Warren Anderson should be arrested to warn companies of the consequences of building hazardous industries, insists writer Dominique Lapierre.
In the crossfire of the recriminations and finger-pointing over the recent judgment on the Bhopal gas tragedy, did anyone remember to pick up Five Past Midnight in Bhopal, Dominique Lapierre’s indepth tome on the disaster?
Lapierre had spent three years researching the book, along with co-author Javier Moro (yes, the Spanish writer who is currently in the news with his latest book, The Red Sari, inspired by the life of Sonia Gandhi). He’d also helped set up the Sambhavna Gynaecology Clinic in Bhopal with royalties from the book.
I first interviewed Lapierre in 2001 when he launched Five Minutes…, a chilling account of the germination of an idea by Union Carbide to develop a pesticide that could ‘save’ the peasantry of this country. Alas, methyl isocyanate or MIC also happened to be, in Lapierre’s words, “one of the most dangerous compounds ever conceived by the sorcerer’s apprentices of the chemical industry”. The terrifying findings of MIC tests on rats were never made public.
In an interview given a few days ago from France, Lapierre states vehemently, “This judgment is an insult to the survivors.” The victims, he says, should get their due compensation, and, most importantly, the cleaning up of the site should be prioritised.

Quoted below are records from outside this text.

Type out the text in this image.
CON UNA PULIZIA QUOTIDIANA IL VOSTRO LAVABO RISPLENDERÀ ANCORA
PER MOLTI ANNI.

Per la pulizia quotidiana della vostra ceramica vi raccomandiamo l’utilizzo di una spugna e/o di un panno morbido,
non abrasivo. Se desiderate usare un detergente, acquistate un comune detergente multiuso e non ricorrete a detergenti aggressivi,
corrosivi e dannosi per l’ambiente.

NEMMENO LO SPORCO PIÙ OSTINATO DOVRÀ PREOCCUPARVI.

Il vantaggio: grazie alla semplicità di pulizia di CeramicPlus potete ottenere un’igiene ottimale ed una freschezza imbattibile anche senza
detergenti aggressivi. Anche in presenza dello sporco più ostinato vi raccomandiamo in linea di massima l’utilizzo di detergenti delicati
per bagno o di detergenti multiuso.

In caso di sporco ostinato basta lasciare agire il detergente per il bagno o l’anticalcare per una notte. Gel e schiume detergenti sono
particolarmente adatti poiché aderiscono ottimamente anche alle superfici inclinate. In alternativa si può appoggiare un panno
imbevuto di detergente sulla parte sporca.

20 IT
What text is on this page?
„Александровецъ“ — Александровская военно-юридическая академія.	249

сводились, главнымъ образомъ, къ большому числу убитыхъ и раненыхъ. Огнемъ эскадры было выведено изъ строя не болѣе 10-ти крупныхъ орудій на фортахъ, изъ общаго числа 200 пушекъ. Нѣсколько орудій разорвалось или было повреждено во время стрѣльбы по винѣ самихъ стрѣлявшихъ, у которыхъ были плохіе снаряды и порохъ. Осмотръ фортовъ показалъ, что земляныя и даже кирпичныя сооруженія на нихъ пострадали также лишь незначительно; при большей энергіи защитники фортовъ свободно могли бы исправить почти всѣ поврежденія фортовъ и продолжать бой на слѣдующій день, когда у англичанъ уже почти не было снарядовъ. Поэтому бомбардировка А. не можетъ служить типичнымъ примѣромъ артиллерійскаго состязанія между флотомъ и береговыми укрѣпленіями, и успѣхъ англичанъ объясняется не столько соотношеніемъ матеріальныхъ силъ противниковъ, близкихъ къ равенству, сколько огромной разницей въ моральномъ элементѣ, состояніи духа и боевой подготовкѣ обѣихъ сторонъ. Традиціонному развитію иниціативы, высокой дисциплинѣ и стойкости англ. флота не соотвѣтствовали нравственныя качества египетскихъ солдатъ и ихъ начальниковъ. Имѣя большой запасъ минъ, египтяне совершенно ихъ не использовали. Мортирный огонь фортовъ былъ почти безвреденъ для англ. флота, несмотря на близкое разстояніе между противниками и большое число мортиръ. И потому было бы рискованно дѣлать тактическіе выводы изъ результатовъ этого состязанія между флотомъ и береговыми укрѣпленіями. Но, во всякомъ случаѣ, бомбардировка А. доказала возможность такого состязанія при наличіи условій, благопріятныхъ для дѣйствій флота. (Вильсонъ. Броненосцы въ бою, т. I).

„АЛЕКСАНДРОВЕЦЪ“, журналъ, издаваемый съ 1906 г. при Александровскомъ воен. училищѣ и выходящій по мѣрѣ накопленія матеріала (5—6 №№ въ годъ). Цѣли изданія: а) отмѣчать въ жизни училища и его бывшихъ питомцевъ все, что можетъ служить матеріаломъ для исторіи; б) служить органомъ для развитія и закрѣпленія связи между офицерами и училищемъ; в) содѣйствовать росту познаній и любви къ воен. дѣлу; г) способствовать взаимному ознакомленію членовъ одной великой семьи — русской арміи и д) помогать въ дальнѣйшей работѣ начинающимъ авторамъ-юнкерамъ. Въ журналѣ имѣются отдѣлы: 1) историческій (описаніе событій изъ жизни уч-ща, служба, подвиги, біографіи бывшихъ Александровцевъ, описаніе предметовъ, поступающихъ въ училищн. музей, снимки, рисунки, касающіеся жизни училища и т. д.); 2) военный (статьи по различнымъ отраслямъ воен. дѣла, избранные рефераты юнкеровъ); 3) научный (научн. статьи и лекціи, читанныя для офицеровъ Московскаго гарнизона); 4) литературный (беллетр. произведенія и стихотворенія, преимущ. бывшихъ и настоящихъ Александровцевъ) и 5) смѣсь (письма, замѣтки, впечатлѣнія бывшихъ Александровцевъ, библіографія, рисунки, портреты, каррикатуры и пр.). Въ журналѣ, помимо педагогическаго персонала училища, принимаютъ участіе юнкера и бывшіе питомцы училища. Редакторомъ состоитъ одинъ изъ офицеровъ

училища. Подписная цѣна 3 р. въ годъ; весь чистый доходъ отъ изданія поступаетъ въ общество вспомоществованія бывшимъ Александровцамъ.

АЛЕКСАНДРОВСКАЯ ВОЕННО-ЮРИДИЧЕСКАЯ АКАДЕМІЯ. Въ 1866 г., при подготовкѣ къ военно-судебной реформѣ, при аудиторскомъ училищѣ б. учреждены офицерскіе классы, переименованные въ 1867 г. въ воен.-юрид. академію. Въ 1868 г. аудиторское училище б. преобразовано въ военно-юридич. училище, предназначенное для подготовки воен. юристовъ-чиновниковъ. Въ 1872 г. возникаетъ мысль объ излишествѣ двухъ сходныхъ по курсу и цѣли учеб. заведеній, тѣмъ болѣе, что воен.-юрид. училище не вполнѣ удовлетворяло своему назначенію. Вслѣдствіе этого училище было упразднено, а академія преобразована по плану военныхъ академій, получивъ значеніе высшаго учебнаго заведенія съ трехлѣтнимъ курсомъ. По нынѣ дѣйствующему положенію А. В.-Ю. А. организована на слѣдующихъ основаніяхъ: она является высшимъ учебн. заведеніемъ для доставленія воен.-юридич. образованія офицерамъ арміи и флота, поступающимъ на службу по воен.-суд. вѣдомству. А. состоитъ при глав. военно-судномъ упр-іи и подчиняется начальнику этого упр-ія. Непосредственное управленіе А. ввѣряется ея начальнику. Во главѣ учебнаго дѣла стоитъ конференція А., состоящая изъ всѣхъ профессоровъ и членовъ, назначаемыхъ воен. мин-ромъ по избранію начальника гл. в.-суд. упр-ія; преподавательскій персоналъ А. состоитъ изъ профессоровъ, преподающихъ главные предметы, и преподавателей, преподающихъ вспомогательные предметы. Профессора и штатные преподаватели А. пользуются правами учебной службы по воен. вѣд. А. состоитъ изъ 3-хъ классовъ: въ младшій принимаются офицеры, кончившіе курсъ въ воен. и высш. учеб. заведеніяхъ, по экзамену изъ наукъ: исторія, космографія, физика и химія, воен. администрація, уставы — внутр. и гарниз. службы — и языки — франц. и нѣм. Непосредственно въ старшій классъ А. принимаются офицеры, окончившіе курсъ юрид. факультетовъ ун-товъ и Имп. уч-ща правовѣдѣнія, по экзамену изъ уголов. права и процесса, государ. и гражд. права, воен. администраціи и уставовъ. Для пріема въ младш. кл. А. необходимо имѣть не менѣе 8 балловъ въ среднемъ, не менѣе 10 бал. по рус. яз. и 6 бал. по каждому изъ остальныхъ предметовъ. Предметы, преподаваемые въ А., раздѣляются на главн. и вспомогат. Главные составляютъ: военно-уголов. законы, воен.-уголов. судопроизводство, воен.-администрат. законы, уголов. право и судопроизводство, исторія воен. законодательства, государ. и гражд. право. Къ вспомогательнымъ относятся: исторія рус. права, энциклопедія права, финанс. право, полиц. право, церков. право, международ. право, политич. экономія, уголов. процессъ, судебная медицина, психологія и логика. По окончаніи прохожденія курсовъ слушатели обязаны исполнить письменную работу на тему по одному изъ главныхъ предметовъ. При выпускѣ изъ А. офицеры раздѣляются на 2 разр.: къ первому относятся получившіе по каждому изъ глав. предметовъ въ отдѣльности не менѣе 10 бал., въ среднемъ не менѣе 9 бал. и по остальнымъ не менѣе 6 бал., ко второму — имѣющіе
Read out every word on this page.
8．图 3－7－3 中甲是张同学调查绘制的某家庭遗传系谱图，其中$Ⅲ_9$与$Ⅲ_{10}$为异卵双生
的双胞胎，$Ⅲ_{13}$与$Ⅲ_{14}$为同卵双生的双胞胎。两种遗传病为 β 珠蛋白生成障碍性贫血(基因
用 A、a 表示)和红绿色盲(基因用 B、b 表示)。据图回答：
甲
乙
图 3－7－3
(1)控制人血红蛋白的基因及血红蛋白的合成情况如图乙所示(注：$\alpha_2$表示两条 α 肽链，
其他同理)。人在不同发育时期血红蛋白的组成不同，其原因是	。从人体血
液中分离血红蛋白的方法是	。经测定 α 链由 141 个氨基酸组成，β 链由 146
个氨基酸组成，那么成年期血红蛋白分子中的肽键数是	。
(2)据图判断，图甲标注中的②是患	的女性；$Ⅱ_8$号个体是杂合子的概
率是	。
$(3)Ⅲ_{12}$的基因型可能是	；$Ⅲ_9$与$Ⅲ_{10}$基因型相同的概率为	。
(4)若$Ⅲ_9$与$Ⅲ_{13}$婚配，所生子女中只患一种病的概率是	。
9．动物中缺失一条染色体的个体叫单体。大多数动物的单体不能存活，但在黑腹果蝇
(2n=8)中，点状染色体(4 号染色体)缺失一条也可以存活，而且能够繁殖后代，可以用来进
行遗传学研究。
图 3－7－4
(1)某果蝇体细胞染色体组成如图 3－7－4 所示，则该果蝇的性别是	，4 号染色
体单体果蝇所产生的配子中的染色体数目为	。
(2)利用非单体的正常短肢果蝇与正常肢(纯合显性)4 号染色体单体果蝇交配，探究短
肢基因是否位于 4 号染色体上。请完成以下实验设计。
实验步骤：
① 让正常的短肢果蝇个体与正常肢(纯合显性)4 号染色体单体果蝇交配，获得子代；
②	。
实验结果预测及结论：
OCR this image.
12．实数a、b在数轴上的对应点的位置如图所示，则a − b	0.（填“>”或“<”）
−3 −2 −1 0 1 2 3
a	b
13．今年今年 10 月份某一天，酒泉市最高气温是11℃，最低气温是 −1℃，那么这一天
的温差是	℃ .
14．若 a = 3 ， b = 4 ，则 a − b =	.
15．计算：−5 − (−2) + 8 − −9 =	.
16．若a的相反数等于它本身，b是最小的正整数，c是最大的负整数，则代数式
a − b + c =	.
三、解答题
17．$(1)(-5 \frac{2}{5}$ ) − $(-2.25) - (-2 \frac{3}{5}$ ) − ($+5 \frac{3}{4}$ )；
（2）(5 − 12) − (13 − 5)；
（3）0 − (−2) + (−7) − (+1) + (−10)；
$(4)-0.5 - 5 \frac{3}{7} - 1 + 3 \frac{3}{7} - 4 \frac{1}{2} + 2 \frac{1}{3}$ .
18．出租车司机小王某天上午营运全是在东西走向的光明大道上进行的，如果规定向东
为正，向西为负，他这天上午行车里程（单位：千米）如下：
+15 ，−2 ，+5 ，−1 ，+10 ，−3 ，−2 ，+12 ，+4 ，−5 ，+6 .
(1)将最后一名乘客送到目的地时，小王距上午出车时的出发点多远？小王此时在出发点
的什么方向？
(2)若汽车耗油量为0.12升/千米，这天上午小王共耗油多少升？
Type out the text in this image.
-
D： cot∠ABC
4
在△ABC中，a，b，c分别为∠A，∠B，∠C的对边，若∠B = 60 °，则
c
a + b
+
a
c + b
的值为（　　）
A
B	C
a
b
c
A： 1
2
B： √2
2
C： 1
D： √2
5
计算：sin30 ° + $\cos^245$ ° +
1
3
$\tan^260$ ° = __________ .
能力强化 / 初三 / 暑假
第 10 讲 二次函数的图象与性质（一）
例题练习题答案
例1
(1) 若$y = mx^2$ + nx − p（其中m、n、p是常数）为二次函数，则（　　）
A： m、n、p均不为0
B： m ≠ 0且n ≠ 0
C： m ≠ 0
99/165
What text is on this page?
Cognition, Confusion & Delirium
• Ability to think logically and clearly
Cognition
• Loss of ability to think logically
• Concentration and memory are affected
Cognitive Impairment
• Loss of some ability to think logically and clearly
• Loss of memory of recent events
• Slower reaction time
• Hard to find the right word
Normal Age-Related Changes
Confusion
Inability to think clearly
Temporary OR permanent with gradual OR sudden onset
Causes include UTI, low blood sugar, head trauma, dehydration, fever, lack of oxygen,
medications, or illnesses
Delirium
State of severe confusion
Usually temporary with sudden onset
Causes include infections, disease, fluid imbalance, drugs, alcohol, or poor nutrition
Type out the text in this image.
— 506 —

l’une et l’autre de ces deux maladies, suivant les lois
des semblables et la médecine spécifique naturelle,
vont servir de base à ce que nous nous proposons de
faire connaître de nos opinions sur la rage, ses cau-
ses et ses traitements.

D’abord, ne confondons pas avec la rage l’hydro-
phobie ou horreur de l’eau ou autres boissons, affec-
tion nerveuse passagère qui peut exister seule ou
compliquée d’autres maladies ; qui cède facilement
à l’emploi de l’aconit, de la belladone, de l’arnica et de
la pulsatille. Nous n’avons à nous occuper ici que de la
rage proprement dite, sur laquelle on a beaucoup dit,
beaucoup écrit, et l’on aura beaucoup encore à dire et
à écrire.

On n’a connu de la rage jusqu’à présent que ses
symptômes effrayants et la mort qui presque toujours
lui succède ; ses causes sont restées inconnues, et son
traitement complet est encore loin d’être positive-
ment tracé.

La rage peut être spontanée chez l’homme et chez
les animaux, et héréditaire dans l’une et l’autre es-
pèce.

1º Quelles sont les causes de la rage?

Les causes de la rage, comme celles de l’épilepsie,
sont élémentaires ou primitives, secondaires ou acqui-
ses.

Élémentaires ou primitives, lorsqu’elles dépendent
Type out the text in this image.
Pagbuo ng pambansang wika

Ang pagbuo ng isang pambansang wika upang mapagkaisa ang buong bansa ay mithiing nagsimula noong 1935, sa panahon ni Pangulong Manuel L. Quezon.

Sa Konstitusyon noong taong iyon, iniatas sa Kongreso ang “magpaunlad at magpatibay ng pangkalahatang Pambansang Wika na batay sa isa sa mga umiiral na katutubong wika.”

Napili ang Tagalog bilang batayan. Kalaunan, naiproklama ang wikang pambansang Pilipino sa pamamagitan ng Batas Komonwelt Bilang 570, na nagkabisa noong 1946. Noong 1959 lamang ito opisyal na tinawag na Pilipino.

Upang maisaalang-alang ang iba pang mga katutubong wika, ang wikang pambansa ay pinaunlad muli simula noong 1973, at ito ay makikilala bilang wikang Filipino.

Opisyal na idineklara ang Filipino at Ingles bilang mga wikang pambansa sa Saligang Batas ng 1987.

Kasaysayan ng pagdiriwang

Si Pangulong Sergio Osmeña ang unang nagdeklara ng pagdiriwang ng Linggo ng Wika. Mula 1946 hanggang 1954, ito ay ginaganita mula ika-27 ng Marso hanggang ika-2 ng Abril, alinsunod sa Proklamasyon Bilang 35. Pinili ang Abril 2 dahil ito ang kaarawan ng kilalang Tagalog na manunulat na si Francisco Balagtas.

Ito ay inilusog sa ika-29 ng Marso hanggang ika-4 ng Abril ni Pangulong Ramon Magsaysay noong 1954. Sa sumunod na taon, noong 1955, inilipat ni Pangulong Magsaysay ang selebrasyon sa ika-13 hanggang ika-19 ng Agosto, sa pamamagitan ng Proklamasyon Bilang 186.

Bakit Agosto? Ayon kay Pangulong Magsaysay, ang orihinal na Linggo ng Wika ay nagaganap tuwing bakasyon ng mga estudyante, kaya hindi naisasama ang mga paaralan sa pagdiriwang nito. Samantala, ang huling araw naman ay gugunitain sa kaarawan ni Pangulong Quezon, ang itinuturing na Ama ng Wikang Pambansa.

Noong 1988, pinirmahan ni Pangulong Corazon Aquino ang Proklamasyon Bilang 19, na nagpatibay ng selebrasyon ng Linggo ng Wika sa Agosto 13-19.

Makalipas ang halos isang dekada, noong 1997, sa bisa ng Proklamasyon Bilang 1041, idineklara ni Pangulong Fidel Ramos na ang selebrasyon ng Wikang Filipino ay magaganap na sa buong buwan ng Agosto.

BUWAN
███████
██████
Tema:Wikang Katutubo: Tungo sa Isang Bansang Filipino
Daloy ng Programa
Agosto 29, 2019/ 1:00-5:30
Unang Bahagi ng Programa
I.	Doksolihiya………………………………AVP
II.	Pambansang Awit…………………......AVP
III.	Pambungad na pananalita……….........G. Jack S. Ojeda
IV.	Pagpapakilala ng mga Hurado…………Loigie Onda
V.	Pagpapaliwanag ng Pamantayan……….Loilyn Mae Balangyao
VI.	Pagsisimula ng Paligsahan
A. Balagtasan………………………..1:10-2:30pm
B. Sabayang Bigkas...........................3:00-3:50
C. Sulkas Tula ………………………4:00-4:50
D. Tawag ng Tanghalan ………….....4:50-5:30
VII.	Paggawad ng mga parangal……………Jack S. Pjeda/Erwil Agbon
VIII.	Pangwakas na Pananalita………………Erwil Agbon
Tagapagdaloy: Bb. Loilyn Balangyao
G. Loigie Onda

Lapierre is also vociferous about bringing the accused to book. Warren Anderson especially, he feels, should be arrested. “This will not just give the sufferers a feeling that the culprits have been punished, but will serve as a clarion call to other industries that you just cannot get away with it [events like the Bhopal gas leak]. Large corporations will not be tempted to build hazardous industries if they know what the consequences can be,” he says.
According to Lapierre, the publication of his book had caused so much stir in industrial circles that at least five such factories in different parts of the world, including Argentina, Greece and India, were not built as a consequence.
Lapierre’s current worries are more about proactive work still left to be done. Most people, he feels, are instead getting bogged down by the recriminations that are continuing to take place. “Let us make sure about the rehabilitation aspects 26 years after. The victims need to be better compensated and the owners of Union Carbide or Dow should be forced to clean the site of the factory of the toxic effluents left as these are still continuing to poison the underground water and the slum dwellers have to drink this polluted stuff even now.”
A few months ago, Lapierre was in Bhopal to oversee the running of Sambhavna Clinic, where 300 women with cancer (“they had never even received a single aspirin tablet”), apart from thousands of other victims of the gas tragedy, are being attended to. On that visit, he decided to drink a glass of water from a tubewell. He broke out into such a violent rash that he thought he was going to die. “The gas has introduced itself in their genes,” he says.
For an author who gives $3 million to fund the victims of a tragedy in a country that is not his, Dominique Lapierre does have a right to question what is being done to alleviate their suffering.